Uni Eropa telah menandatangani pakta “strategis” dengan Presiden Kais Saied untuk membendung arus migrasi ke Eropa, serta mempromosikan pembangunan ekonomi dan energi terbarukan.
Dikeluarkan pada:
2 menit
Uni Eropa adalah mitra dagang terbesar Tunisia dan kesepakatan hari Minggu mengikuti pembicaraan berminggu-minggu dan janji bantuan besar Eropa ke Tunisia sebesar € 1 miliar untuk membantu ekonominya yang terpukul, menyelamatkan keuangan negara dan menangani krisis migrasi.
Sebagian besar dana bergantung pada reformasi ekonomi.
Ketua Komisi Eropa Ursula von der Leyen mengatakan blok itu akan mengalokasikan €100 juta ke Tunisia untuk membantu memerangi migrasi ilegal.
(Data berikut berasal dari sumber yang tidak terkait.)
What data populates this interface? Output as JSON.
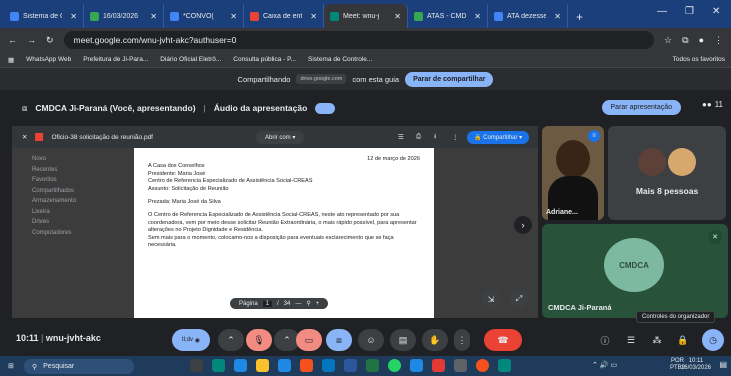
{
  "browser": {
    "tabs": [
      {
        "label": "Sistema de Con",
        "color": "#4285f4"
      },
      {
        "label": "16/03/2026",
        "color": "#34a853"
      },
      {
        "label": "*CONVO(",
        "color": "#4285f4"
      },
      {
        "label": "Caixa de entrad",
        "color": "#ea4335"
      },
      {
        "label": "Meet: wnu-j",
        "color": "#00897b",
        "active": true
      },
      {
        "label": "ATAS - CMDCA",
        "color": "#34a853"
      },
      {
        "label": "ATA dezesseis d",
        "color": "#4285f4"
      }
    ],
    "url": "meet.google.com/wnu-jvht-akc?authuser=0",
    "bookmarks": [
      "WhatsApp Web",
      "Prefeitura de Ji-Para...",
      "Diário Oficial Eletrô...",
      "Consulta pública - P...",
      "Sistema de Controle..."
    ],
    "all_bookmarks": "Todos os favoritos"
  },
  "share_bar": {
    "prefix": "Compartilhando",
    "domain": "drive.google.com",
    "suffix": "com esta guia",
    "button": "Parar de compartilhar"
  },
  "meet": {
    "presenter": "CMDCA Ji-Paraná (Você, apresentando)",
    "audio": "Áudio da apresentação",
    "stop": "Parar apresentação",
    "people_count": "11",
    "meeting_code": "wnu-jvht-akc",
    "time": "10:11",
    "more_people": "Mais 8 pessoas",
    "tile_names": {
      "first": "Adriane...",
      "host": "CMDCA Ji-Paraná",
      "logo": "CMDCA"
    },
    "tooltip": "Controles do organizador",
    "badge": "tl;dv"
  },
  "pdf": {
    "filename": "Oficio-38 solicitação de reunião.pdf",
    "open_with": "Abrir com",
    "share": "Compartilhar",
    "page_label": "Página",
    "page_current": "1",
    "page_total": "34",
    "date": "12 de março de 2026",
    "to": "A Casa dos Conselhos",
    "president": "Presidente: Maria José",
    "center": "Centro de Referencia Especializado de Assistência Social-CREAS",
    "subject": "Assunto: Solicitação de Reunião",
    "greeting": "Prezada: Maria José da Silva",
    "body1": "O Centro de Referencia Especializado de Assistência Social-CREAS, neste ato representado por sua coordenadora, vem por meio desse solicitar Reunião Extraordinária, o mais rápido possível, para apresentar alterações no Projeto Dignidade e Residência.",
    "body2": "Sem mais para o momento, colocamo-nos a disposição para eventuais esclarecimento que se faça necessária.",
    "side": [
      "Novo",
      "Recentes",
      "Favoritos",
      "Compartilhados",
      "Armazenamento",
      "Lixeira",
      "Drives",
      "Computadores"
    ]
  },
  "taskbar": {
    "search": "Pesquisar",
    "lang": "POR",
    "layout": "PTB2",
    "clock_time": "10:11",
    "clock_date": "16/03/2026"
  }
}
Kesepakatan itu juga mempromosikan perdagangan dan investasi, menawarkan bantuan keuangan ke sekolah-sekolah di Tunisia dan inisiatif energi terbarukan.
Berbicara di istana kepresidenan Tunisia, von der Leyen mengatakan kesepakatan hari Minggu bertujuan untuk “berinvestasi dalam kemakmuran bersama”.
“Kami membutuhkan kerja sama yang efektif, lebih dari sebelumnya” dalam migrasi, katanya, mengumumkan kerja sama yang lebih besar melawan “jaringan penyelundup dan pedagang manusia” dan dalam operasi pencarian dan penyelamatan.
Lebih banyak bantuan
Kesepakatan hari Minggu mengikuti pembicaraan pada bulan Juni, ketika von der Leyen, Perdana Menteri Belanda Mark Rutte dan Perdana Menteri Italia Georgia Meloni bertemu Saied dan menjanjikan bantuan hingga €900 juta untuk membantu perekonomian negara.
Komisi Eropa juga mengumumkan pada saat itu akan memasok €105 juta lagi pada tahun 2023 untuk mengekang migrasi ilegal.
“Kami sangat senang, ini adalah langkah penting lebih lanjut menuju terciptanya kemitraan sejati antara Tunisia dan UE, yang dapat mengatasi krisis migrasi secara terpadu,” kata Perdana Menteri Italia Giorgia Meloni.
Italia mengalami peningkatan tajam dalam jumlah migran yang tiba melalui laut – 75.065 telah mencapai Italia pada 14 Juli dibandingkan 31.920 pada periode yang sama tahun lalu, menurut data resmi.
Lebih dari setengahnya tersisa dari Tunisia, menyusul Libya, yang secara tradisional menjadi landasan peluncuran utama.
Meloni mengatakan akan ada konferensi internasional tentang migrasi di Roma Minggu depan dengan sejumlah kepala negara, termasuk Presiden Saied.
‘Kemurahan hati tanpa batas’
Kesulitan ekonomi Tunisia dan pengangguran yang tinggi telah mendorong orang mempertaruhkan nyawa mereka melintasi Mediterania untuk mencapai Eropa, tetapi negara Afrika utara itu juga telah menjadi landasan bagi para migran Afrika tanpa dokumen yang mencoba mencapai Eropa.
Ribuan orang berbondong-bondong ke kota pelabuhan Sfax dalam beberapa bulan terakhir. Presiden Saied menuduh “gerombolan” migran semacam itu merupakan “rencana” untuk mengubah susunan demografis negara itu.
Tunisia sejak itu mengalami peningkatan serangan bermotif rasial, dengan ratusan migran terpaksa meninggalkan rumah mereka di Tunisia atau diusir paksa dan dibawa ke daerah gurun di sepanjang perbatasan dengan Aljazair dan Libya.
Organisasi Internasional untuk Migrasi mengatakan 2.406 migran meninggal atau hilang di Mediterania pada tahun 2022, sementara setidaknya 1.166 kematian atau penghilangan tercatat pada paruh pertama tahun 2023.
Saied telah menyerukan “kesepakatan bersama tentang imigrasi yang tidak manusiawi dan [forced] pemindahan orang oleh jaringan kriminal”.
Dia bersikeras bahwa Tunisia “memberi para migran segala yang dapat ditawarkannya dengan kemurahan hati yang tak terbatas”.
Beberapa jam sebelum pengumuman, koresponden dari kantor berita Prancis AFP di perbatasan Tunisia-Libya melihat puluhan migran yang kelelahan dan dehidrasi di daerah gurun, mengklaim bahwa mereka dibawa ke sana oleh otoritas Tunisia.